Unnamed: 0,num_ratings,mean_rating,rating_std
Chocolate Chip Cookie Dough,927,4.554477,0.95752
Half Baked®,829,4.691194,0.850508
The Tonight Dough®,596,4.716443,0.761554
Americone Dream®,354,4.742938,0.676617
Coffee Toffee Bar Crunch,293,2.887372,1.915406
Gimme S’more!™,276,4.456522,1.233588
Oat of This Swirled™,248,4.564516,0.941546
Strawberry Cheesecake,221,4.642534,0.931178
Salted Caramel Core,204,3.676471,1.479993
Chocolate Fudge Brownie,197,3.360406,1.79769


In [89]:
# Is our hypothesis correct?

#

If you haven't already, check the correlations between the mean ratings, number of ratings, and standard deviation of the ratings.  Are any of them correlated?

In [90]:
#__SOLUTION__

icecream_stats.corr()

Unnamed: 0,num_ratings,mean_rating,rating_std
num_ratings,1.0,-0.038854,0.003156
mean_rating,-0.038854,1.0,-0.753064
rating_std,0.003156,-0.753064,1.0


In [91]:
#__SOLUTION__


# Are there any strong correlations between these statistics?  What does this chart tell you?

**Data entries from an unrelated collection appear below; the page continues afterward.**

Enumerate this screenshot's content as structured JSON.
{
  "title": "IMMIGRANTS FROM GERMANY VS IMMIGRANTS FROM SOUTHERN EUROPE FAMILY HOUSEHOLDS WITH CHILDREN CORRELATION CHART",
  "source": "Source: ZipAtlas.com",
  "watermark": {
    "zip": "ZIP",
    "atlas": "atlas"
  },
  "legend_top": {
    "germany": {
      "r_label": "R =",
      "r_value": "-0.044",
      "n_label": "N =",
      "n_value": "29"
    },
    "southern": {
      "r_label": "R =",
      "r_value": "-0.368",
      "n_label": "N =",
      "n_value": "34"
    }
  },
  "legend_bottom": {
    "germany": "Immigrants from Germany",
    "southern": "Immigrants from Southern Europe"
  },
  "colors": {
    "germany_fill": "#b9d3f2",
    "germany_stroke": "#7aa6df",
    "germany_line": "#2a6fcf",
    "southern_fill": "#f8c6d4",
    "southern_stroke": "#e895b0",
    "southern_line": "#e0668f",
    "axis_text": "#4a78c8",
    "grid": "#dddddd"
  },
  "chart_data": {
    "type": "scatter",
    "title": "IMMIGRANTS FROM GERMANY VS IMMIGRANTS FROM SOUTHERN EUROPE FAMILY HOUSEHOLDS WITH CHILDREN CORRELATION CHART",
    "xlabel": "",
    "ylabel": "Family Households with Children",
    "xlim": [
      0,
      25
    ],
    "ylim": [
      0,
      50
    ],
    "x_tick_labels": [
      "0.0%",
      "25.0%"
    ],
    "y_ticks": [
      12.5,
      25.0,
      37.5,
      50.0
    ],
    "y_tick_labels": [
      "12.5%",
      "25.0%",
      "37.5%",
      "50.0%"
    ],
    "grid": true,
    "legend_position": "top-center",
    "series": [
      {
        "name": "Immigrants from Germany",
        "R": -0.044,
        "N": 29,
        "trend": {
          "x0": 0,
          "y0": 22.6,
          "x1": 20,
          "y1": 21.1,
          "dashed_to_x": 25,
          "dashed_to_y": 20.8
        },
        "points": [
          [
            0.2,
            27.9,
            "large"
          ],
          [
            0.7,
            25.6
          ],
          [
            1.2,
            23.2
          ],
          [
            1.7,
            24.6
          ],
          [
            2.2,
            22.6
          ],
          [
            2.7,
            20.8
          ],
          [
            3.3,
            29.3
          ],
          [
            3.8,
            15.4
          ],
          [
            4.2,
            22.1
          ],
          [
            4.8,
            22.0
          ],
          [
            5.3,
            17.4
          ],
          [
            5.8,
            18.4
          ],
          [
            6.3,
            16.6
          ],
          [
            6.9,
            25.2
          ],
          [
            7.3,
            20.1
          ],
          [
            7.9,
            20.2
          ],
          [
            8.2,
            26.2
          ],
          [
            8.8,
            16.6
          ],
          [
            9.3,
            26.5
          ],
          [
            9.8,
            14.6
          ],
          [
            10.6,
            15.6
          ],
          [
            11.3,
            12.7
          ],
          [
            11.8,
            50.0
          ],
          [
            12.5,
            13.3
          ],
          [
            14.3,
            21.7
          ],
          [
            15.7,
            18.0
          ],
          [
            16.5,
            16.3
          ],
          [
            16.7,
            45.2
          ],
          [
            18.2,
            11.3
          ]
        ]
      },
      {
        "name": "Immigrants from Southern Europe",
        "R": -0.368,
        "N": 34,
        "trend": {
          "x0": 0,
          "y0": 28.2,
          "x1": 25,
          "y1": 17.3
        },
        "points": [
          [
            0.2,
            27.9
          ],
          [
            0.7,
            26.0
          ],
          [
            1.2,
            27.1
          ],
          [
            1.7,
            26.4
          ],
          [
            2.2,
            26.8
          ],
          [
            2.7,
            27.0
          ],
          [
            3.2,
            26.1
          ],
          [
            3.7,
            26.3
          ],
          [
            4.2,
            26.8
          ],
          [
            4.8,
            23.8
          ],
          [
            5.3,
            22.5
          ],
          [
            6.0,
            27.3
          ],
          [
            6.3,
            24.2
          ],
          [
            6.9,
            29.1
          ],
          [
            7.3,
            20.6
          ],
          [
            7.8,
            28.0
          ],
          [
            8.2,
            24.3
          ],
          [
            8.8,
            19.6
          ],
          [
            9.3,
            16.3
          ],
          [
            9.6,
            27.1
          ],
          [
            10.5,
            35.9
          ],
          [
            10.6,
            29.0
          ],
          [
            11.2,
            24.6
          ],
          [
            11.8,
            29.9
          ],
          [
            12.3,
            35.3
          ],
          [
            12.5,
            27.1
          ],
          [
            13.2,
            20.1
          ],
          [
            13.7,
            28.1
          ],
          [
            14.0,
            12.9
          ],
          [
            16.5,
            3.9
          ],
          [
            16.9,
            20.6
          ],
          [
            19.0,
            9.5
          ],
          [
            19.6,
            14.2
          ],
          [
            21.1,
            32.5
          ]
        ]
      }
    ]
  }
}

# There is a strong negative correlation between std and mean rating.
# This tells me that the more popular a flavor is, the more often reviewers agree on the rating.
#

# Summary

In [92]:
# Based on our analysis so far, which 5 icecream flavors do you think retailers should stock?

#
#
#

# Are their any flavors that manufacturers should consider discontinuing?  If so, which ones?

#
#
#

# Conclusion:

In this notebook you:
1. Examined summary statistics about a dataframe and used them to make choices about feature selection.
2. Created a new dataframe
3. Grouped a dataframe by a feature
4. Returned statistics about categories in a feature
5. Examined correlations between features
6. Used your statistical analysis to make a recommendation to stakeholders.